Posted by feww on May 10, 2008

Just when you thought penguins fared better than polar bears!

Just when you thought the Antarctic marine life had only a few minor problems like the climate change and ozone hole to worry about, but were otherwise safe from other harms like ingesting plastic trash, or growing a “skin” rash from pesticide contamination, it has been revealed that the deadly pesticide DDT, banned in most countries more than 35 years ago, stills show up in penguins in Antarctica.

A researcher has blamed the DDT contamination on the chemical’s accumulation of the poison in melting glaciers.

“DDT, along with a lot of other of these organic contaminants, actually travel through the atmosphere … toward the polar regions by a process of evaporation and then condensation in cooler climates,” according to Heidi Geisz of the Virginia Institute of Marine Science.

The DDT contamination in the Adelie penguins was first discovered in 1964. The contamination level rose in the 1970s and has stayed stable since then, Geisz said.

Mating Adelie penguins at Cape Adare in Ross Sea, Antarctica January of 2001. This file is licensed under the Creative Commons Attribution ShareAlike license versions 2.5, 2.0, and 1.0 (Credit: Mila Zinkova)
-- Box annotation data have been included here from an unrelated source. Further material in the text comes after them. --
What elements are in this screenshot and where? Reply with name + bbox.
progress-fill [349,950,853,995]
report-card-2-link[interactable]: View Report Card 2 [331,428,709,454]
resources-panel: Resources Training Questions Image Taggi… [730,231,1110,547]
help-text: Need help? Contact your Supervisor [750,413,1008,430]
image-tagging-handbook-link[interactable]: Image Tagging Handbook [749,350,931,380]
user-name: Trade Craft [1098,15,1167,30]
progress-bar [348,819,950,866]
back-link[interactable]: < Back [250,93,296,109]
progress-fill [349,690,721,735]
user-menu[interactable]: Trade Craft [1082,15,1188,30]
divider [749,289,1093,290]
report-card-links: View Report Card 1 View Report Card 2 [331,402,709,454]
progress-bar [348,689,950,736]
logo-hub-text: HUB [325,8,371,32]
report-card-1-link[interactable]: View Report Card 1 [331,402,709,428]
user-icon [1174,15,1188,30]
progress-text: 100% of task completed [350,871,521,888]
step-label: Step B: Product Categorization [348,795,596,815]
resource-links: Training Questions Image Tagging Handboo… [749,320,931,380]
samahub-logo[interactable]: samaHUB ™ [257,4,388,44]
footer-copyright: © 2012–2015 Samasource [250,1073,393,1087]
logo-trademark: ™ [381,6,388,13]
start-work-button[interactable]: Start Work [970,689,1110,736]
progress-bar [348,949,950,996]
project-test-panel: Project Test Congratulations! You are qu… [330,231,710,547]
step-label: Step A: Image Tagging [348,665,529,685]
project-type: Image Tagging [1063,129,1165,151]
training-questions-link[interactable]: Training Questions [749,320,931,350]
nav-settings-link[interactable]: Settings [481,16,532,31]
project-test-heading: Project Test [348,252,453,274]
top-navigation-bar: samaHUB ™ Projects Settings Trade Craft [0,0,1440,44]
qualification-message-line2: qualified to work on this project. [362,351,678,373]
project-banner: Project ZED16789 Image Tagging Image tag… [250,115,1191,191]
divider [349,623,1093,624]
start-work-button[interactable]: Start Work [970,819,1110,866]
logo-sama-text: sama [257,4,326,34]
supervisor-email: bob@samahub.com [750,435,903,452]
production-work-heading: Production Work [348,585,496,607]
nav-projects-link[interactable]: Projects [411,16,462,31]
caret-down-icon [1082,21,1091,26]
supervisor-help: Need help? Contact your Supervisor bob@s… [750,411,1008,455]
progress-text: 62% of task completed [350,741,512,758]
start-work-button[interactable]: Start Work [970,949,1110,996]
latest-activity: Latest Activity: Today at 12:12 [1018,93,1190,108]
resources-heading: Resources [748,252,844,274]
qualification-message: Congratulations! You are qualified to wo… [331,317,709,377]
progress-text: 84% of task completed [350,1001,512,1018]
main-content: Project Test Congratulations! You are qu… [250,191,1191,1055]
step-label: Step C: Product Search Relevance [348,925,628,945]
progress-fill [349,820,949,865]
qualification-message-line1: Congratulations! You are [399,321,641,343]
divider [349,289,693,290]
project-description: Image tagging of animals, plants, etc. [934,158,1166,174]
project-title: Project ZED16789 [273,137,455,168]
In 1962, Silent Spring by American biologist Rachel Carson was published. The book cataloged the environmental impacts of the indiscriminate spraying of DDT in the US and questioned the logic of releasing large amounts of chemicals into the environment without fully understanding their effects on ecology or human health. The book suggested that DDT and other pesticides may cause cancer and that their agricultural use was a threat to wildlife, particularly birds. Its publication was one of the signature events in the birth of the environmental movement. Silent Spring resulted in a large public outcry that eventually led to most uses of DDT being banned in the US in 1972. DDT was subsequently banned for agricultural use worldwide, but its limited use in disease vector control continues to this day in certain parts of the world and remains controversial. (source)

Is it possible that New Zealand is still using DDT in large quantities?